Lit & Luz Events Recap
We partnered up with Lit & Luz Festival this fall to offer a variety of programming.
Part of our Fall programming was done in collaboration with the Lit & Luz Festival, a Chicago-based celebration of language, literature, and art. The Lit & Luz Festival supports writers and artists through programs of international cultural exchange, creating space for essential dialogues between residents of Mexico and the United States. The Center for Latinx Literature of the Americas collaborated with the Festival for three events this semester. Find a recap of each of these events below.
Anthony Cody
Writer, Anthony Cody, kicked off Lit & Luz's programming with a keynote address and marked our first collaboration with MAKE Lit. Cody addressed the theme for this year’s Lit and Luz Festival, “Revision,” and he shared important insights both about his family history and his off-the-page writing process. Cody interspersed his talk with readings of his poetry, and the event culminated with a conversation between Cody and CLXLA director Daniel Borzutzky. If you missed this keynote address, you can view it at Lit & Luz’s YouTube page.

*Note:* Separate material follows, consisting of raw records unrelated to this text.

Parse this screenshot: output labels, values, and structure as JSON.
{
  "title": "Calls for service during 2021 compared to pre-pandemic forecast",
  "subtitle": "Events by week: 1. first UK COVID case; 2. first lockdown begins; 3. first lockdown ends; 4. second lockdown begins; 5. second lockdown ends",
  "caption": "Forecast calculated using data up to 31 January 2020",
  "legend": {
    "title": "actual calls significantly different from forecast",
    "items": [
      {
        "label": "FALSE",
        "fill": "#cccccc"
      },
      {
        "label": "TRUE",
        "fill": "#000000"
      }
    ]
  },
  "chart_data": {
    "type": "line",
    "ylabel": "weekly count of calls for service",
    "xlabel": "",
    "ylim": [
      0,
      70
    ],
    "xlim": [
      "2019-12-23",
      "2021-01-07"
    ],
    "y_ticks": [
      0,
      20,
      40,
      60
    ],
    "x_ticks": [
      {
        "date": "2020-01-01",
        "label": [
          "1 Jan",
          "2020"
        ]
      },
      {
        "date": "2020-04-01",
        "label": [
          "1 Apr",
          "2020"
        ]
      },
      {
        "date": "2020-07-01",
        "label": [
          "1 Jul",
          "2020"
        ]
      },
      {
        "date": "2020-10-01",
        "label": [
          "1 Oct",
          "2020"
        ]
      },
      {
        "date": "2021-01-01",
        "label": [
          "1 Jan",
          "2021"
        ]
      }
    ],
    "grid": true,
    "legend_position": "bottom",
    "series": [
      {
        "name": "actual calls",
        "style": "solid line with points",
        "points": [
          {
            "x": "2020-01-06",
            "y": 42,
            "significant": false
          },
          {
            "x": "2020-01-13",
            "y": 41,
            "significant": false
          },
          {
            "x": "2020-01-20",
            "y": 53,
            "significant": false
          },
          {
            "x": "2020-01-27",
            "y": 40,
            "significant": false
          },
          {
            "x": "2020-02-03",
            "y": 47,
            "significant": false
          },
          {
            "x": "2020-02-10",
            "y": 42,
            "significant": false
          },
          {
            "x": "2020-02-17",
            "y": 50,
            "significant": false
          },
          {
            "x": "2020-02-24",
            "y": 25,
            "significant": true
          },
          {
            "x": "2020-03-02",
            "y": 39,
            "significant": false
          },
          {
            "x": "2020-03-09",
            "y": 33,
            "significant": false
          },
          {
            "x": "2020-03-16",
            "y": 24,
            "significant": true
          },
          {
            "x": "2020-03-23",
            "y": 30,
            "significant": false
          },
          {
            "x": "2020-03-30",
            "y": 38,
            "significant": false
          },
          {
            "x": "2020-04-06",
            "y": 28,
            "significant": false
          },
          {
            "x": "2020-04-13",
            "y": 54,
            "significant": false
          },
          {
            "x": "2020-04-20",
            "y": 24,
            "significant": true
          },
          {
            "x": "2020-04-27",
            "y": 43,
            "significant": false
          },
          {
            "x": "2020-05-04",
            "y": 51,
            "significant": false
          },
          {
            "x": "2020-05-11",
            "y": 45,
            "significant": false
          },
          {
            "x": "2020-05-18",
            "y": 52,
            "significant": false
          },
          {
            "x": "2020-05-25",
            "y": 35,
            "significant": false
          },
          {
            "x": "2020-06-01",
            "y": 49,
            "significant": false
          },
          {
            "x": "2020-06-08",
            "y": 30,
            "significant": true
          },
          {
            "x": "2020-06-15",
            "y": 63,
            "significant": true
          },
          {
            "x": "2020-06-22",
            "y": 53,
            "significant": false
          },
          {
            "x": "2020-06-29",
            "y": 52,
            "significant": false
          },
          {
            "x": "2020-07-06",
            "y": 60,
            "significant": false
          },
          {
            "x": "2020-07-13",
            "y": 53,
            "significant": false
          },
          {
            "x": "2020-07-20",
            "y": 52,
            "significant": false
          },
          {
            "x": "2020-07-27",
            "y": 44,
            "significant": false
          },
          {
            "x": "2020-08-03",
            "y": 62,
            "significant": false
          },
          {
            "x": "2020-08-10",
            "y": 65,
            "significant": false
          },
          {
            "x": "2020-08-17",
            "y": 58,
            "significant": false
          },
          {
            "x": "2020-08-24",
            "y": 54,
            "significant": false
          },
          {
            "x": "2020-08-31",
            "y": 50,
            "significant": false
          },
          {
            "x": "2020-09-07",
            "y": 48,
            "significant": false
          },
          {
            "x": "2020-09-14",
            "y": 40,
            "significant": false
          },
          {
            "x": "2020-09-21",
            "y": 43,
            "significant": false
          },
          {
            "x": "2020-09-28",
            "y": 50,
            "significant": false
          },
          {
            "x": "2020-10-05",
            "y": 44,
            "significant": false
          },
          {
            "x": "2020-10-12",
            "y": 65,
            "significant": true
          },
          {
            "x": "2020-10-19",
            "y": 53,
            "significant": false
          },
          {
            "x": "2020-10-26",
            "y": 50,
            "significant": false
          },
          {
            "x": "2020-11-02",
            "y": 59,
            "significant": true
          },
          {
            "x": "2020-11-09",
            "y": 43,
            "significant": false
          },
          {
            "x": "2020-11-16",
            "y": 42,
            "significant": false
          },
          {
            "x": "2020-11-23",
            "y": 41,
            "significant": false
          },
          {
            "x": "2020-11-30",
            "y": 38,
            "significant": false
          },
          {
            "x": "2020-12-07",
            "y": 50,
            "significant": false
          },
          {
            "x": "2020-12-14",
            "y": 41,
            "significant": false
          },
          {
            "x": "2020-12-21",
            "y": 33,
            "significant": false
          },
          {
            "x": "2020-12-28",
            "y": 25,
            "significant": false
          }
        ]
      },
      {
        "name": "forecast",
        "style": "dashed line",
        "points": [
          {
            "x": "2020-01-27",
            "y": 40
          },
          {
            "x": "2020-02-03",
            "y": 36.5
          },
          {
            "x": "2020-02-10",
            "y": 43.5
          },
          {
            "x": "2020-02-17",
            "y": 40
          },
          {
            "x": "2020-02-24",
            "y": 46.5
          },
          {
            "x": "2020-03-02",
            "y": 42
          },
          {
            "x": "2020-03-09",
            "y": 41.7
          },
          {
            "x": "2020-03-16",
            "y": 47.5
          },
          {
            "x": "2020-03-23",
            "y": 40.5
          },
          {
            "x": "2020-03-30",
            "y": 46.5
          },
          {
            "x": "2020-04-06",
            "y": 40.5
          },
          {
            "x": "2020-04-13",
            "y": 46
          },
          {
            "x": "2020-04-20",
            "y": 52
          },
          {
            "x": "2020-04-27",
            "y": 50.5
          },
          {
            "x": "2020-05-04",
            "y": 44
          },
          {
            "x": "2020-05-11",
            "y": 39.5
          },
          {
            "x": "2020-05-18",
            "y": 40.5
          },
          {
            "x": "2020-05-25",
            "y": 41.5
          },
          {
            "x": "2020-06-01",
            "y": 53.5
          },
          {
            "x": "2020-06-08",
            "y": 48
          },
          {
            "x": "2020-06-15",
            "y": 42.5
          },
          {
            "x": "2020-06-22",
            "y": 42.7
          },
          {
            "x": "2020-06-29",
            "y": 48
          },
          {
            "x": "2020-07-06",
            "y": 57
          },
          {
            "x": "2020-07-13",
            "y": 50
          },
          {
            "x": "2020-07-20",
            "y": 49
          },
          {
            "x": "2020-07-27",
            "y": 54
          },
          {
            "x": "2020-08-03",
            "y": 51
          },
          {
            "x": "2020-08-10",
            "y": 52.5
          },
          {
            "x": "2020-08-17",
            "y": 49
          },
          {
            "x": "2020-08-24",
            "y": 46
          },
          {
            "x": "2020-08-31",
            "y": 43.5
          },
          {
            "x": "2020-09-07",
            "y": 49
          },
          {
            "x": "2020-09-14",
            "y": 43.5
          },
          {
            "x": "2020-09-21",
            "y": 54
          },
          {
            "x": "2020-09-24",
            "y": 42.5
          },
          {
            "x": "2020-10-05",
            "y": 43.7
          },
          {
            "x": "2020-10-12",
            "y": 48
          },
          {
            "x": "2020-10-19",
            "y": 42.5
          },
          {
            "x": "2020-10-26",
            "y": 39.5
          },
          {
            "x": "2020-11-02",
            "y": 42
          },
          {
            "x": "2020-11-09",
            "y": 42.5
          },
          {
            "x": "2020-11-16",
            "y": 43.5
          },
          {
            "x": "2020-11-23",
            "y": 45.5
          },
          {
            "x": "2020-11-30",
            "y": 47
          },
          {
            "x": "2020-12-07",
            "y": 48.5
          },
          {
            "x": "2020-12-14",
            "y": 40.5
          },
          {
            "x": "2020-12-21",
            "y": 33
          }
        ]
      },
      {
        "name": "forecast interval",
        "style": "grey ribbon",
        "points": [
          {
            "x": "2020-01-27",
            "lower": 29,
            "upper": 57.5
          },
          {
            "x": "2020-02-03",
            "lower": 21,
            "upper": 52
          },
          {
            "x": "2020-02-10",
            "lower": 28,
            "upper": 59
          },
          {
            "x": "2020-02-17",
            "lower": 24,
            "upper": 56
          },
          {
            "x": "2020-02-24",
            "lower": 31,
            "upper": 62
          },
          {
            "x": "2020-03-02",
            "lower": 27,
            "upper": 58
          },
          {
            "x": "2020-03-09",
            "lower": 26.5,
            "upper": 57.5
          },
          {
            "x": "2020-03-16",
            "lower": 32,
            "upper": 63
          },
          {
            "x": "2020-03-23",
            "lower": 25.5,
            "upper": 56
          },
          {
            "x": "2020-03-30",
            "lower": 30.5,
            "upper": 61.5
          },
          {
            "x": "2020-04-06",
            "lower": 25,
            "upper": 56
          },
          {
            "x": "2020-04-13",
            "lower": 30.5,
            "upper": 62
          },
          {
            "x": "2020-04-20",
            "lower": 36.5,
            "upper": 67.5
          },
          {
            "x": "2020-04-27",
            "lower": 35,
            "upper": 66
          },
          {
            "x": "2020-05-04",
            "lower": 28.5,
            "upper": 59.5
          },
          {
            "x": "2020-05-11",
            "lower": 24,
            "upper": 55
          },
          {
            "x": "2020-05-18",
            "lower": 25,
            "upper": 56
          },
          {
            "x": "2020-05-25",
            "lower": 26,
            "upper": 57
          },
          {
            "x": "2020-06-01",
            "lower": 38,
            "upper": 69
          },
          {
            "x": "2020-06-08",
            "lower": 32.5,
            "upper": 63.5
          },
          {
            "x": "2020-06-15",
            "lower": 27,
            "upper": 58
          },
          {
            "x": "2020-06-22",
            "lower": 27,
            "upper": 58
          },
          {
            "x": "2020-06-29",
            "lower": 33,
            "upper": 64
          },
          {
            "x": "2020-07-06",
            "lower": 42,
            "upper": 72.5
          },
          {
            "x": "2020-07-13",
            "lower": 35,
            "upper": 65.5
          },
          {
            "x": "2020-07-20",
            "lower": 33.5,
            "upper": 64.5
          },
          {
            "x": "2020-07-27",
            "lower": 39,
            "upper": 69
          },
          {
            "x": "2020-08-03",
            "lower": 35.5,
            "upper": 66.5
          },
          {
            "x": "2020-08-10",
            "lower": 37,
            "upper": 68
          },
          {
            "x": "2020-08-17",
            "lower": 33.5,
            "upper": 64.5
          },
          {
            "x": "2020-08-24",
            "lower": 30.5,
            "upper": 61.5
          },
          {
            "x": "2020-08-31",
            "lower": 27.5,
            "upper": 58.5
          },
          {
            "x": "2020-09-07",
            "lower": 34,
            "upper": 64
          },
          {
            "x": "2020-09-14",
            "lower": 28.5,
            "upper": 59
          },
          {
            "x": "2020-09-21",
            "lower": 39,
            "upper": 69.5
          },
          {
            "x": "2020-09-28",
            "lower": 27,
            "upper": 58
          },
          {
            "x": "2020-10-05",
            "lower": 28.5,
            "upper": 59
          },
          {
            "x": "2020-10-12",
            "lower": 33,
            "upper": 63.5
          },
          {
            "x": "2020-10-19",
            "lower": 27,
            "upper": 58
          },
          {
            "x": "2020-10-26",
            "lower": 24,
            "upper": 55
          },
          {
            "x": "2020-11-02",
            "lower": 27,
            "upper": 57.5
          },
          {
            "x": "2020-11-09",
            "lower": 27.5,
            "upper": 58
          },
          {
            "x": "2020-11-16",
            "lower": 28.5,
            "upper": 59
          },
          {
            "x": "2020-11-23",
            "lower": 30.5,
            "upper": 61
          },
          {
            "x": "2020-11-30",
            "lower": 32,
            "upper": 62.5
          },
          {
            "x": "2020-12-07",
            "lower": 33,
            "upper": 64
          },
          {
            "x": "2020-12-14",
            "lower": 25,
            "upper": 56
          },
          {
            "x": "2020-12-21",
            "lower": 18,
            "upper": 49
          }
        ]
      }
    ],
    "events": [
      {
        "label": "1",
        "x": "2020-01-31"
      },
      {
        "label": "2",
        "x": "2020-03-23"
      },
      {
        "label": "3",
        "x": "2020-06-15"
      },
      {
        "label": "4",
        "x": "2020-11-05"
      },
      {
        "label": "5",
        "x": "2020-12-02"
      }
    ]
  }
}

Dolores Dorantes & Robin Myers
For our second event with the Lit & Luz Festival, we invited US-based Mexican poet Dolores Dorantes as well as the English-language translator of Dorantes’s work, Robin Myers, to UIC’s campus for a bilingual reading and discussion. Dorantes read selections from her collection Copia in Spanish, each of which was followed by a reading of Myers’s translation. The event concluded with a discussion between Dorantes, Myers, and the audience, in which they discussed the nature of poetics, translation, and international collaboration.
Panel Discussion
Our final co-sponsored event was a lively panel discussion about the upcoming anthology Latinx Poetics: Essays on the Art of Poetry. We were joined by anthology editor Ruben Quesada along with contributors ir’ene lara silva and Sheryl Luna, each of whom read a poem and a brief passage of an essay. Afterward, the three of them joined Center director Daniel Borzutzky for a conversation about the origins of the anthology, the craft of poetry, and Latinx identity. If you missed this panel, you can watch the recording on Lit & Luz’s YouTube page.